A security breach at Suno has leaked internal code confirming the AI music startup scraped over two million YouTube clips plus vast libraries from Deezer, Genius, Pond5 and others to train its models, directly supporting ongoing copyright claims by major labels.
🔥 Breach Details Surface
The hacker, operating under the handle ellie.???, accessed Suno's GitHub and cloud infrastructure via a supply-chain worm targeting an employee account. Shared exclusively with 404 Media, the files expose training datasets totaling 113,000+ hours from YouTube Music alone, 12,000 hours from Deezer, 17,000 hours of lyrics via Genius, and tens of thousands more from stock libraries and score sites.
Code comments detail proxy usage through Bright Data to bypass YouTube's rolling ciphers for stream-ripping, along with scripts hunting for acapellas and podcast RSS feeds. The leak also exposed contact and payment details for hundreds of thousands of Suno users, though the hacker claimed no financial data was compromised and deleted the cache post-breach in late 2025.
⚖️ Lawsuit Fuel Ignites
This evidence aligns precisely with allegations from the RIAA, Universal Music Group and Sony, who sued Suno for willful copyright infringement.
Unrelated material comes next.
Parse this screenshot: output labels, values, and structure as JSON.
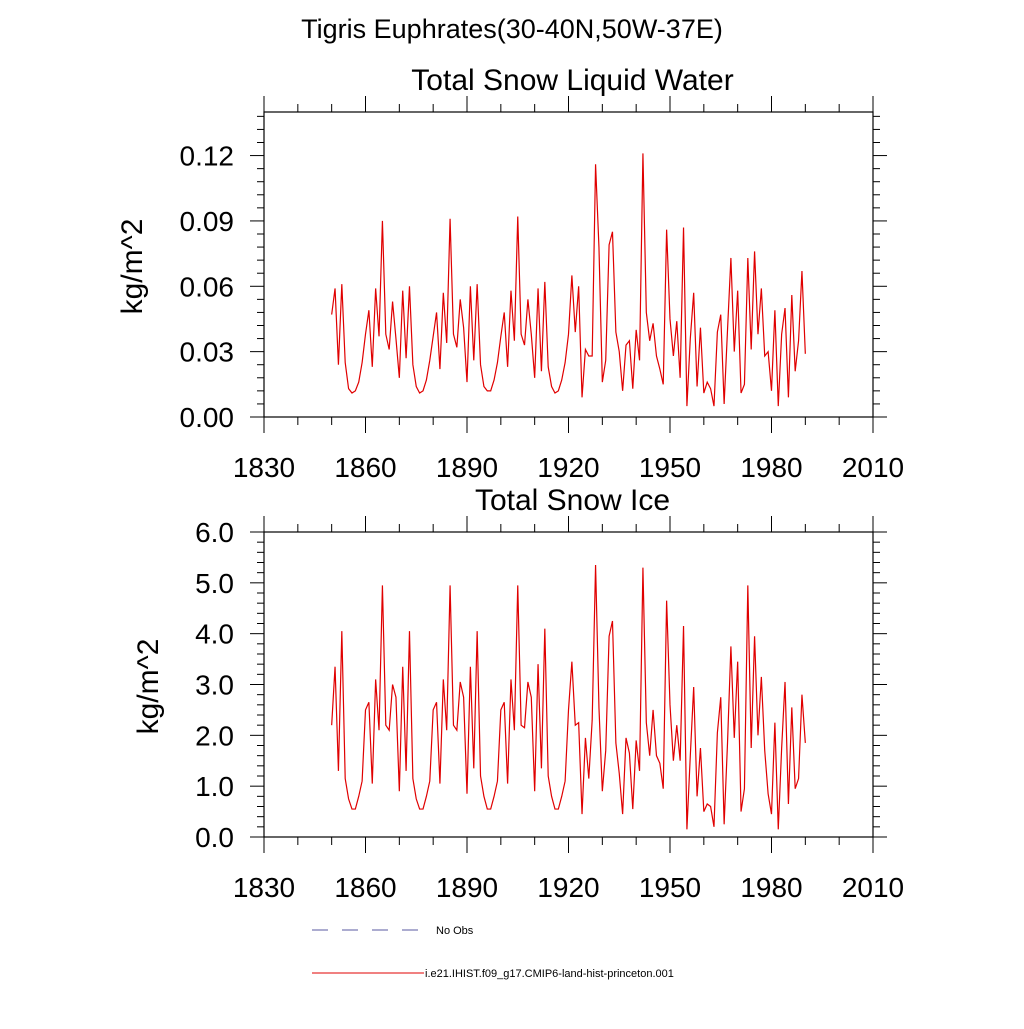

The labels claim Suno ripped millions of tracks to build its dataset, circumventing technical protections. Potential statutory damages now exceed $9 billion across 61,000 identified works.
Suno has maintained it trained solely on "publicly available music files found on the open Internet." A spokesperson reiterated that position, but the leaked code provides prosecutors with internal proof of systematic scraping at scale. Music Business Worldwide reports the breach strengthens anti-circumvention claims under the DMCA, weakening fair use defenses.
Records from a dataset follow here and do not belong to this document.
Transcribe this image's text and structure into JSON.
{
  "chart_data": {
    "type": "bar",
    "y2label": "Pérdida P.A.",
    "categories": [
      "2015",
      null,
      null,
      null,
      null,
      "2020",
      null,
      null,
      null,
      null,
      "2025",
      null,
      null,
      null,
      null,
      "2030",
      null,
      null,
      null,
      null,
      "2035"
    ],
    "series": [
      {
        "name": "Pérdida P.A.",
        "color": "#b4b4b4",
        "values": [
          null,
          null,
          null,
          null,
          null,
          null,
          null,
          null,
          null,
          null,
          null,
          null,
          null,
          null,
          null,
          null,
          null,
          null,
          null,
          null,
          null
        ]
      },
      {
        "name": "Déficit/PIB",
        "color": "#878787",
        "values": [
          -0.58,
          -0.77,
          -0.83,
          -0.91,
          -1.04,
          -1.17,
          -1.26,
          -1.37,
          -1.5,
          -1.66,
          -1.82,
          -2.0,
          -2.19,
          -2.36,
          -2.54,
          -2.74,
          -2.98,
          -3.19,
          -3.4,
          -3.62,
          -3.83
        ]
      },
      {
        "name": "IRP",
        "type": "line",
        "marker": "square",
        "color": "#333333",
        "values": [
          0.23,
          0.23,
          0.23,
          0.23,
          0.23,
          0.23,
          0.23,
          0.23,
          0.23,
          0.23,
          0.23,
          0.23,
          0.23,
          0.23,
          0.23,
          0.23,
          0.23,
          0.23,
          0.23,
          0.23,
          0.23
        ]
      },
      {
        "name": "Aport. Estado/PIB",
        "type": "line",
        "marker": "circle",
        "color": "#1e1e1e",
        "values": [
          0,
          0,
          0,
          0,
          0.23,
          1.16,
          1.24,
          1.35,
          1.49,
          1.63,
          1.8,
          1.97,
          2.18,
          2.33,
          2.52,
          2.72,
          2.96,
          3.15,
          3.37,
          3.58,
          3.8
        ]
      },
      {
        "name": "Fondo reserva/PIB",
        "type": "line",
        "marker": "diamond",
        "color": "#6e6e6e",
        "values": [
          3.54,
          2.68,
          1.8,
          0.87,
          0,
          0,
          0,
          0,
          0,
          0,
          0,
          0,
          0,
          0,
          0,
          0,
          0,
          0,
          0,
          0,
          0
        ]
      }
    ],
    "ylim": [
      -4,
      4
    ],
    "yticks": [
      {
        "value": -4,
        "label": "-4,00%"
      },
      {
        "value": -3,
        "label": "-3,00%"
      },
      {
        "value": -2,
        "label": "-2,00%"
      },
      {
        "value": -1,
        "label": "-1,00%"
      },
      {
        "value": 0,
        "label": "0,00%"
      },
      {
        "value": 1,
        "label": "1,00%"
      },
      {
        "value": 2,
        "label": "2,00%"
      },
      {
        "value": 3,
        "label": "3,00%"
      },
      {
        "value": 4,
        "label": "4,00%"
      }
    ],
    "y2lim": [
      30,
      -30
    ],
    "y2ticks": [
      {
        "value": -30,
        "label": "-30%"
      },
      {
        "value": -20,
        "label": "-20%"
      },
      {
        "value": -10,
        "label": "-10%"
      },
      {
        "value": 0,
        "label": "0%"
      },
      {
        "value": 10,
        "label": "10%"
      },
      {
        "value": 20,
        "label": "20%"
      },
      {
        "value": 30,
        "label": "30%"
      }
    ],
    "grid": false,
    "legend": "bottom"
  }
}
Creators using Suno expressed mixed reactions on X. Some worry about platform stability or future access restrictions, while others see it as validation of long-suspected practices that devalue human artistry. Independent artists worry their tracks may have been included without consent or compensation.
🌐 Industry Ripple Effects
The incident highlights broader tensions in the AI music ecosystem. Similar questions swirl around Udio and other generators. Labels have settled with some players but appear dug in against Suno, which raised hundreds of millions in funding pre-lawsuit.
For working musicians and producers, the case underscores the need for transparent training data and potential licensing frameworks. Emerging tools may soon require verified, rights-cleared datasets, driving up costs but potentially creating new revenue streams via licensing deals.
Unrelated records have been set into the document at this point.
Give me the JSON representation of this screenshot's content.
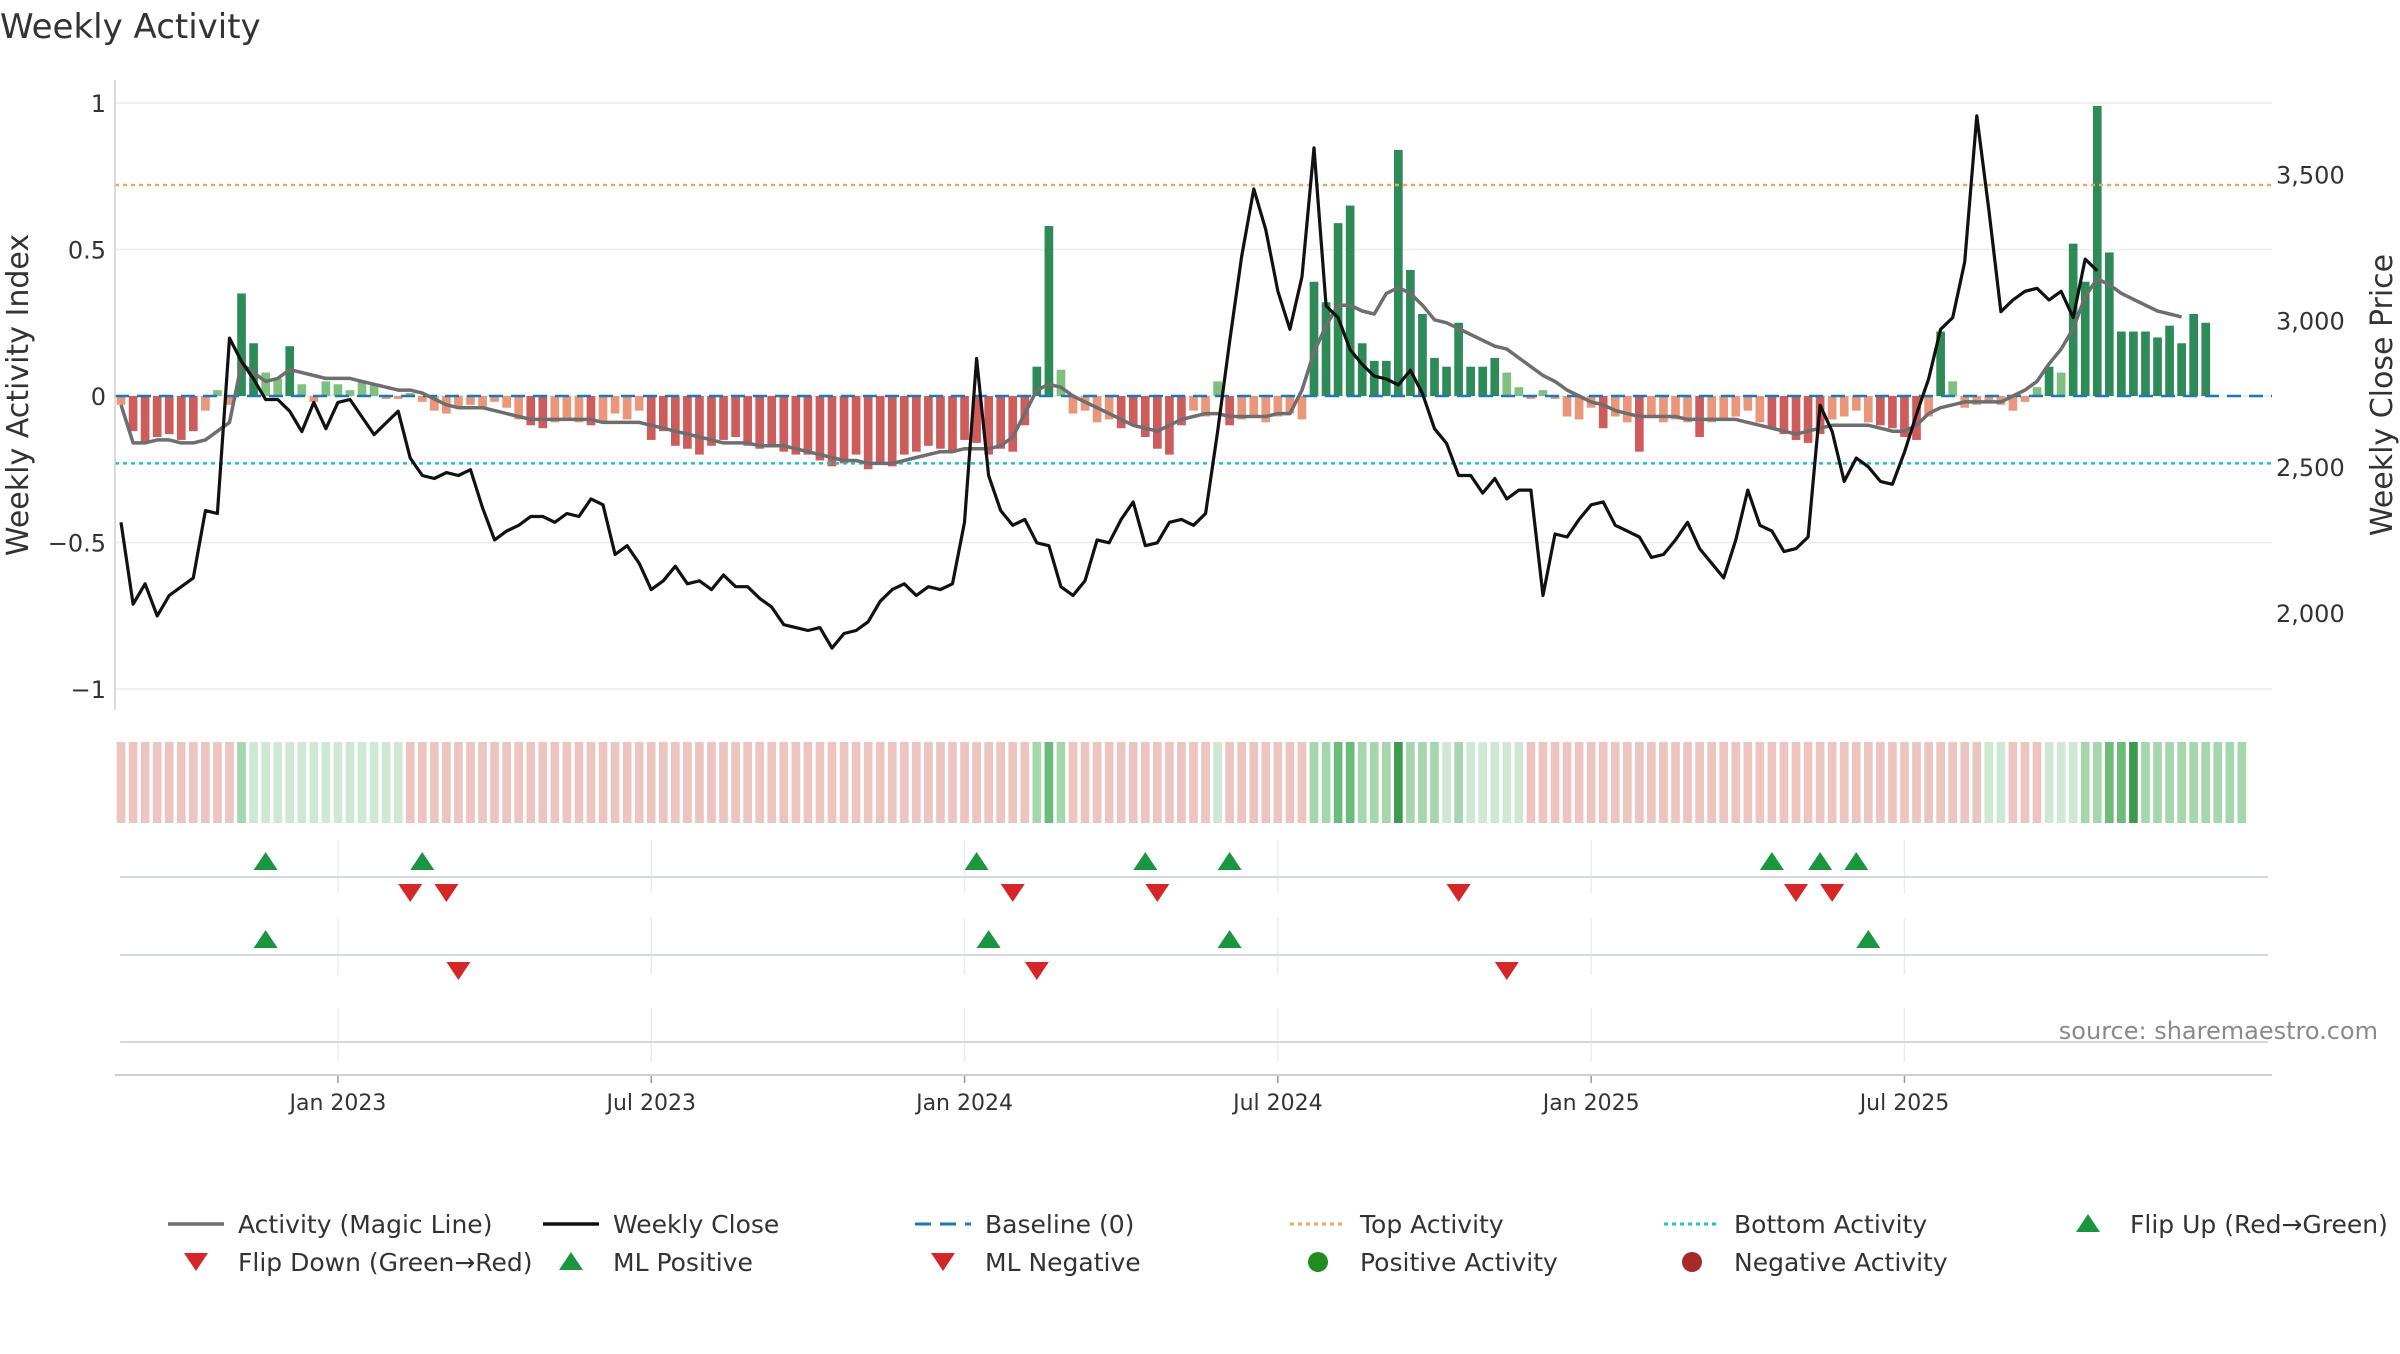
{
  "chart_data": {
    "type": "bar+line",
    "title": "Weekly Activity",
    "ylabel_left": "Weekly Activity Index",
    "ylabel_right": "Weekly Close Price",
    "xlabel": "",
    "ylim_left": [
      -1.1,
      1.05
    ],
    "yticks_left": [
      1,
      0.5,
      0,
      -0.5,
      -1
    ],
    "ytick_labels_left": [
      "1",
      "0.5",
      "0",
      "−0.5",
      "−1"
    ],
    "ylim_right": [
      1650,
      3820
    ],
    "yticks_right": [
      3500,
      3000,
      2500,
      2000
    ],
    "ytick_labels_right": [
      "3,500",
      "3,000",
      "2,500",
      "2,000"
    ],
    "xlim_weeks": [
      -18.5,
      160.5
    ],
    "xtick_weeks": [
      0,
      26,
      52,
      78,
      104,
      130
    ],
    "xtick_labels": [
      "Jan 2023",
      "Jul 2023",
      "Jan 2024",
      "Jul 2024",
      "Jan 2025",
      "Jul 2025"
    ],
    "top_activity": 0.72,
    "bottom_activity": -0.23,
    "baseline": 0,
    "colors": {
      "pos_strong": "#2e8b57",
      "pos_light": "#7fbf7f",
      "neg_strong": "#cd5c5c",
      "neg_light": "#e9967a",
      "magic_line": "#6e6e6e",
      "close_line": "#111111",
      "baseline": "#1f77b4",
      "top_line": "#f4a460",
      "bottom_line": "#20c0c0",
      "flip_up": "#1a9641",
      "flip_down": "#d62728",
      "pos_dot": "#228b22",
      "neg_dot": "#a52a2a"
    },
    "activity_index": [
      -0.03,
      -0.12,
      -0.16,
      -0.14,
      -0.13,
      -0.15,
      -0.12,
      -0.05,
      0.02,
      -0.03,
      0.35,
      0.18,
      0.08,
      0.06,
      0.17,
      0.04,
      -0.02,
      0.05,
      0.04,
      0.02,
      0.05,
      0.04,
      -0.01,
      -0.01,
      0.01,
      -0.02,
      -0.05,
      -0.06,
      -0.04,
      -0.03,
      -0.04,
      -0.02,
      -0.04,
      -0.08,
      -0.1,
      -0.11,
      -0.09,
      -0.08,
      -0.09,
      -0.1,
      -0.09,
      -0.06,
      -0.08,
      -0.05,
      -0.15,
      -0.12,
      -0.17,
      -0.18,
      -0.2,
      -0.17,
      -0.15,
      -0.14,
      -0.17,
      -0.18,
      -0.17,
      -0.19,
      -0.2,
      -0.2,
      -0.22,
      -0.24,
      -0.23,
      -0.2,
      -0.25,
      -0.23,
      -0.24,
      -0.2,
      -0.19,
      -0.17,
      -0.18,
      -0.19,
      -0.15,
      -0.16,
      -0.2,
      -0.18,
      -0.19,
      -0.1,
      0.1,
      0.58,
      0.09,
      -0.06,
      -0.05,
      -0.09,
      -0.08,
      -0.11,
      -0.1,
      -0.14,
      -0.18,
      -0.2,
      -0.1,
      -0.05,
      -0.07,
      0.05,
      -0.1,
      -0.08,
      -0.07,
      -0.09,
      -0.07,
      -0.06,
      -0.08,
      0.39,
      0.32,
      0.59,
      0.65,
      0.18,
      0.12,
      0.12,
      0.84,
      0.43,
      0.28,
      0.13,
      0.1,
      0.25,
      0.1,
      0.1,
      0.13,
      0.08,
      0.03,
      -0.01,
      0.02,
      -0.01,
      -0.07,
      -0.08,
      -0.04,
      -0.11,
      -0.07,
      -0.09,
      -0.19,
      -0.07,
      -0.09,
      -0.08,
      -0.09,
      -0.14,
      -0.09,
      -0.08,
      -0.07,
      -0.05,
      -0.09,
      -0.11,
      -0.13,
      -0.15,
      -0.16,
      -0.13,
      -0.08,
      -0.07,
      -0.05,
      -0.09,
      -0.1,
      -0.11,
      -0.14,
      -0.15,
      -0.07,
      0.22,
      0.05,
      -0.04,
      -0.03,
      -0.02,
      -0.03,
      -0.05,
      -0.02,
      0.03,
      0.1,
      0.08,
      0.52,
      0.39,
      0.99,
      0.49,
      0.22,
      0.22,
      0.22,
      0.2,
      0.24,
      0.18,
      0.28,
      0.25
    ],
    "activity_magic_line": [
      -0.03,
      -0.16,
      -0.16,
      -0.15,
      -0.15,
      -0.16,
      -0.16,
      -0.15,
      -0.12,
      -0.09,
      0.11,
      0.08,
      0.05,
      0.06,
      0.09,
      0.08,
      0.07,
      0.06,
      0.06,
      0.06,
      0.05,
      0.04,
      0.03,
      0.02,
      0.02,
      0.01,
      -0.01,
      -0.03,
      -0.04,
      -0.04,
      -0.04,
      -0.05,
      -0.06,
      -0.07,
      -0.08,
      -0.08,
      -0.08,
      -0.08,
      -0.08,
      -0.08,
      -0.09,
      -0.09,
      -0.09,
      -0.09,
      -0.1,
      -0.11,
      -0.12,
      -0.13,
      -0.14,
      -0.15,
      -0.16,
      -0.16,
      -0.16,
      -0.17,
      -0.17,
      -0.17,
      -0.18,
      -0.19,
      -0.2,
      -0.21,
      -0.22,
      -0.22,
      -0.23,
      -0.23,
      -0.23,
      -0.22,
      -0.21,
      -0.2,
      -0.19,
      -0.19,
      -0.18,
      -0.18,
      -0.18,
      -0.17,
      -0.14,
      -0.06,
      0.02,
      0.04,
      0.03,
      0.0,
      -0.02,
      -0.04,
      -0.06,
      -0.08,
      -0.1,
      -0.11,
      -0.12,
      -0.1,
      -0.08,
      -0.07,
      -0.06,
      -0.06,
      -0.07,
      -0.07,
      -0.07,
      -0.07,
      -0.06,
      -0.06,
      0.02,
      0.15,
      0.24,
      0.31,
      0.31,
      0.29,
      0.28,
      0.35,
      0.37,
      0.35,
      0.31,
      0.26,
      0.25,
      0.23,
      0.21,
      0.19,
      0.17,
      0.16,
      0.13,
      0.1,
      0.07,
      0.05,
      0.02,
      0.0,
      -0.02,
      -0.03,
      -0.05,
      -0.06,
      -0.07,
      -0.07,
      -0.07,
      -0.07,
      -0.08,
      -0.08,
      -0.08,
      -0.08,
      -0.08,
      -0.09,
      -0.1,
      -0.11,
      -0.12,
      -0.13,
      -0.12,
      -0.11,
      -0.1,
      -0.1,
      -0.1,
      -0.1,
      -0.11,
      -0.12,
      -0.12,
      -0.1,
      -0.06,
      -0.04,
      -0.03,
      -0.02,
      -0.02,
      -0.02,
      -0.02,
      0.0,
      0.02,
      0.05,
      0.11,
      0.16,
      0.23,
      0.34,
      0.4,
      0.38,
      0.35,
      0.33,
      0.31,
      0.29,
      0.28,
      0.27
    ],
    "weekly_close": [
      2310,
      2030,
      2100,
      1990,
      2060,
      2090,
      2120,
      2350,
      2340,
      2940,
      2860,
      2800,
      2730,
      2730,
      2690,
      2620,
      2720,
      2630,
      2720,
      2730,
      2670,
      2610,
      2650,
      2690,
      2530,
      2470,
      2460,
      2480,
      2470,
      2490,
      2360,
      2250,
      2280,
      2300,
      2330,
      2330,
      2310,
      2340,
      2330,
      2390,
      2370,
      2200,
      2230,
      2170,
      2080,
      2110,
      2160,
      2100,
      2110,
      2080,
      2130,
      2090,
      2090,
      2050,
      2020,
      1960,
      1950,
      1940,
      1950,
      1880,
      1930,
      1940,
      1970,
      2040,
      2080,
      2100,
      2060,
      2090,
      2080,
      2100,
      2310,
      2870,
      2470,
      2350,
      2300,
      2320,
      2240,
      2230,
      2090,
      2060,
      2110,
      2250,
      2240,
      2320,
      2380,
      2230,
      2240,
      2310,
      2320,
      2300,
      2340,
      2620,
      2930,
      3220,
      3450,
      3310,
      3100,
      2970,
      3150,
      3590,
      3050,
      3010,
      2900,
      2850,
      2810,
      2800,
      2780,
      2830,
      2750,
      2630,
      2580,
      2470,
      2470,
      2410,
      2460,
      2390,
      2420,
      2420,
      2060,
      2270,
      2260,
      2320,
      2370,
      2380,
      2300,
      2280,
      2260,
      2190,
      2200,
      2250,
      2310,
      2220,
      2170,
      2120,
      2250,
      2420,
      2300,
      2280,
      2210,
      2220,
      2260,
      2710,
      2620,
      2450,
      2530,
      2500,
      2450,
      2440,
      2550,
      2680,
      2800,
      2970,
      3010,
      3200,
      3700,
      3380,
      3030,
      3070,
      3100,
      3110,
      3070,
      3100,
      3010,
      3210,
      3170
    ],
    "heat_strip_levels": [
      -1,
      -1,
      -1,
      -1,
      -1,
      -1,
      -1,
      -1,
      -1,
      -1,
      2,
      1,
      1,
      1,
      1,
      1,
      1,
      1,
      1,
      1,
      1,
      1,
      1,
      1,
      -1,
      -1,
      -1,
      -1,
      -1,
      -1,
      -1,
      -1,
      -1,
      -1,
      -1,
      -1,
      -1,
      -1,
      -1,
      -1,
      -1,
      -1,
      -1,
      -1,
      -1,
      -1,
      -1,
      -1,
      -1,
      -1,
      -1,
      -1,
      -1,
      -1,
      -1,
      -1,
      -1,
      -1,
      -1,
      -1,
      -1,
      -1,
      -1,
      -1,
      -1,
      -1,
      -1,
      -1,
      -1,
      -1,
      -1,
      -1,
      -1,
      -1,
      -1,
      -1,
      2,
      3,
      2,
      -1,
      -1,
      -1,
      -1,
      -1,
      -1,
      -1,
      -1,
      -1,
      -1,
      -1,
      -1,
      1,
      -1,
      -1,
      -1,
      -1,
      -1,
      -1,
      -1,
      2,
      2,
      3,
      3,
      2,
      2,
      2,
      4,
      2,
      2,
      2,
      1,
      2,
      1,
      1,
      1,
      1,
      1,
      -1,
      -1,
      -1,
      -1,
      -1,
      -1,
      -1,
      -1,
      -1,
      -1,
      -1,
      -1,
      -1,
      -1,
      -1,
      -1,
      -1,
      -1,
      -1,
      -1,
      -1,
      -1,
      -1,
      -1,
      -1,
      -1,
      -1,
      -1,
      -1,
      -1,
      -1,
      -1,
      -1,
      -1,
      -1,
      -1,
      -1,
      -1,
      1,
      1,
      -1,
      -1,
      -1,
      1,
      1,
      1,
      2,
      2,
      3,
      3,
      4,
      2,
      2,
      2,
      2,
      2,
      2,
      2,
      2,
      2
    ],
    "flip_up_weeks": [
      -6,
      7,
      53,
      67,
      74,
      119,
      123,
      126
    ],
    "flip_down_weeks": [
      6,
      9,
      56,
      68,
      93,
      121,
      124
    ],
    "ml_positive_weeks": [
      -6,
      54,
      74,
      127
    ],
    "ml_negative_weeks": [
      10,
      58,
      97
    ],
    "legend": [
      {
        "label": "Activity (Magic Line)",
        "kind": "line",
        "color": "#6e6e6e"
      },
      {
        "label": "Weekly Close",
        "kind": "line",
        "color": "#111111"
      },
      {
        "label": "Baseline (0)",
        "kind": "dash",
        "color": "#1f77b4"
      },
      {
        "label": "Top Activity",
        "kind": "dot-line",
        "color": "#f4a460"
      },
      {
        "label": "Bottom Activity",
        "kind": "dot-line",
        "color": "#20c0c0"
      },
      {
        "label": "Flip Up (Red→Green)",
        "kind": "tri-up",
        "color": "#1a9641"
      },
      {
        "label": "Flip Down (Green→Red)",
        "kind": "tri-down",
        "color": "#d62728"
      },
      {
        "label": "ML Positive",
        "kind": "tri-up",
        "color": "#1a9641"
      },
      {
        "label": "ML Negative",
        "kind": "tri-down",
        "color": "#d62728"
      },
      {
        "label": "Positive Activity",
        "kind": "circle",
        "color": "#228b22"
      },
      {
        "label": "Negative Activity",
        "kind": "circle",
        "color": "#a52a2a"
      }
    ],
    "source": "source: sharemaestro.com"
  }
}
Watch for court filings incorporating the leaked code. The breach arrives as regulators eye AI copyright rules, with the EU and US Congress considering bills that could reshape generative audio forever.
Bottom line: The Suno leak hands labels powerful evidence in billion-dollar lawsuits, accelerating industry reckoning over unlicensed training data and forcing platforms toward ethical sourcing.